In the last one year, many funds that have concentrated exposure to infrastructure have done well, but it is doubtful if a similar performance will be repeated.
Take, for instance, TATA AIA Infrastructure. This fund has clocked a 55 per cent return in the last one year. Its three-year annualised return (five-year record not available) is only 9 per cent. Investors in this fund may check if their policy lets them switch to their diversified fund. TATA AIA Large Cap Equity has a track record of outperforming the benchmark index by 2-3 percentage points in the last five years.

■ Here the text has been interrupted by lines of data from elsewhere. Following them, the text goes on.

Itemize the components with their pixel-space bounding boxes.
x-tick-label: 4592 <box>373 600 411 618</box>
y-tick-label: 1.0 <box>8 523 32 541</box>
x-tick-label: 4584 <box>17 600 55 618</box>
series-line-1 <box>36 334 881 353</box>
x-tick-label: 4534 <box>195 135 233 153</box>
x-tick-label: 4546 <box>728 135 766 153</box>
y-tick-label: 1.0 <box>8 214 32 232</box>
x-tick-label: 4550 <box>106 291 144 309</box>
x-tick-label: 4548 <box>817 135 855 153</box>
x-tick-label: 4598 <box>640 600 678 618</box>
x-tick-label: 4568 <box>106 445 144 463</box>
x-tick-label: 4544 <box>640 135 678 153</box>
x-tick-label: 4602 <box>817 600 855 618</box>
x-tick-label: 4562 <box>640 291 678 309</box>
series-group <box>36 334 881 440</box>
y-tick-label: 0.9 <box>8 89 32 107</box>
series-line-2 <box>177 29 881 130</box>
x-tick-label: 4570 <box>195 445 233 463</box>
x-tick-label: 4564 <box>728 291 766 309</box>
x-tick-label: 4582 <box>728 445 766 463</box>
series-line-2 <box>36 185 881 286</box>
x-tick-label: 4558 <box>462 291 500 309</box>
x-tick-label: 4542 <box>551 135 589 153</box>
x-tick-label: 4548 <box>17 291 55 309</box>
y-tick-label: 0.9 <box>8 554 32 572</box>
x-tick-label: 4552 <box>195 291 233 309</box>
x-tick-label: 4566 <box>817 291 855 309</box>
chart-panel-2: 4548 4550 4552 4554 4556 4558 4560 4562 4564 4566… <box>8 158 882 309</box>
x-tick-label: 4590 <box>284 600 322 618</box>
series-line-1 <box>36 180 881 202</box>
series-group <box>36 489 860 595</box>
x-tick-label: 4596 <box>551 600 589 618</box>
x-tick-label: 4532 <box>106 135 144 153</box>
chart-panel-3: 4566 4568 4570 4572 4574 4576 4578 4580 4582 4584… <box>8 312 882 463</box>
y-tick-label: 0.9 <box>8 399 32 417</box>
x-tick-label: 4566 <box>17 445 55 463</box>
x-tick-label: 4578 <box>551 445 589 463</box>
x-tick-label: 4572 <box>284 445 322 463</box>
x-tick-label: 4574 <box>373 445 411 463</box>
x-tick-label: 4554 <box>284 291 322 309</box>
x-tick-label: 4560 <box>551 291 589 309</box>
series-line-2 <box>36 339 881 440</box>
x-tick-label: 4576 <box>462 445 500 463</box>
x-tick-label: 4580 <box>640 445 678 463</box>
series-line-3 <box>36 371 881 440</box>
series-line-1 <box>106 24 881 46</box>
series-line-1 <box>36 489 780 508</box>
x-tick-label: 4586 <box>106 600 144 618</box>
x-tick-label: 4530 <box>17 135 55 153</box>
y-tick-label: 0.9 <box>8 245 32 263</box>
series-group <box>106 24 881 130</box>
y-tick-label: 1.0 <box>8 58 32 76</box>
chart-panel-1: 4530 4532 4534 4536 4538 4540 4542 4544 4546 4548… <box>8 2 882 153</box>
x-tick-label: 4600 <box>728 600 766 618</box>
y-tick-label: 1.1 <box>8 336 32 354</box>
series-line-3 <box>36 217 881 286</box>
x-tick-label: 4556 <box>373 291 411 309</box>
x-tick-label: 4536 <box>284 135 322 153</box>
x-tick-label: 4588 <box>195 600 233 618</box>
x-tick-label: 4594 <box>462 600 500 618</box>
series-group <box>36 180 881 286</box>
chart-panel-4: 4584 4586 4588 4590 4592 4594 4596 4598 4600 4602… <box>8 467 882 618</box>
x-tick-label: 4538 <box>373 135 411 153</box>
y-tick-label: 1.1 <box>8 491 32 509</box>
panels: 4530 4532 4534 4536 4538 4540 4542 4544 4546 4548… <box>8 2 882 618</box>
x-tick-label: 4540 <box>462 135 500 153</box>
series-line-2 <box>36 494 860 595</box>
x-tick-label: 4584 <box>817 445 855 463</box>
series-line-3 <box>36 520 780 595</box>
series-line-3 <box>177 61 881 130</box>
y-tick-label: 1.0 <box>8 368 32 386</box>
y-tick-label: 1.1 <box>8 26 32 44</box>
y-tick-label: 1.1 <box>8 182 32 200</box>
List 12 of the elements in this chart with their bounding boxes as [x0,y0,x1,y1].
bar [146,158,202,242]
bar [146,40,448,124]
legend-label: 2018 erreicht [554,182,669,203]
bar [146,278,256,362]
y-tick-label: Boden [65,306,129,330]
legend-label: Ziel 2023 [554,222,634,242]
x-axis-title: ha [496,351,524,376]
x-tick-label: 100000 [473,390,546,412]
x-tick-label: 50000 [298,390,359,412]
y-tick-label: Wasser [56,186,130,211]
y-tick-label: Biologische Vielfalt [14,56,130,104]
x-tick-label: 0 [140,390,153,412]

Most ULIPs offer an option to switch funds. So, conduct a reassessment right away. If you are invested in these funds, switch to a fund with a longer good track record. Nowadays most insurers offer detailed portfolio information every month though it is not mandatory.
Sticking with MF peers? As ULIP investors you still will have to envy returns that mutual fund investors have made. A good 27 mutual fund schemes have given returns of over 45 per cent in the last one year. However, only nine ULIP funds have managed returns of over 45 per cent during this period.
Their category average return stands at 35 per cent, lower than the average returns of MFs at 37 per cent. Why the difference?
ULIP fund managers explain that they have restrictions on where they can invest the money. They are barred from investing in stock derivatives and there is a cap of 15 per cent on their exposure to a single sector.
Mutual funds are allowed derivative exposure but it is only for hedging purposes. Their sector cap, however, is at a much higher 25 per cent.
So, when sentiment is upbeat, mutual fund managers have the leeway to have up to a fourth of their funds invested in a particular sector and spice up returns. ULIP managers can’t do this. Also, quite a few ULIP fund managers are cautious about taking small-cap exposure. Their conservative approach limits return potential.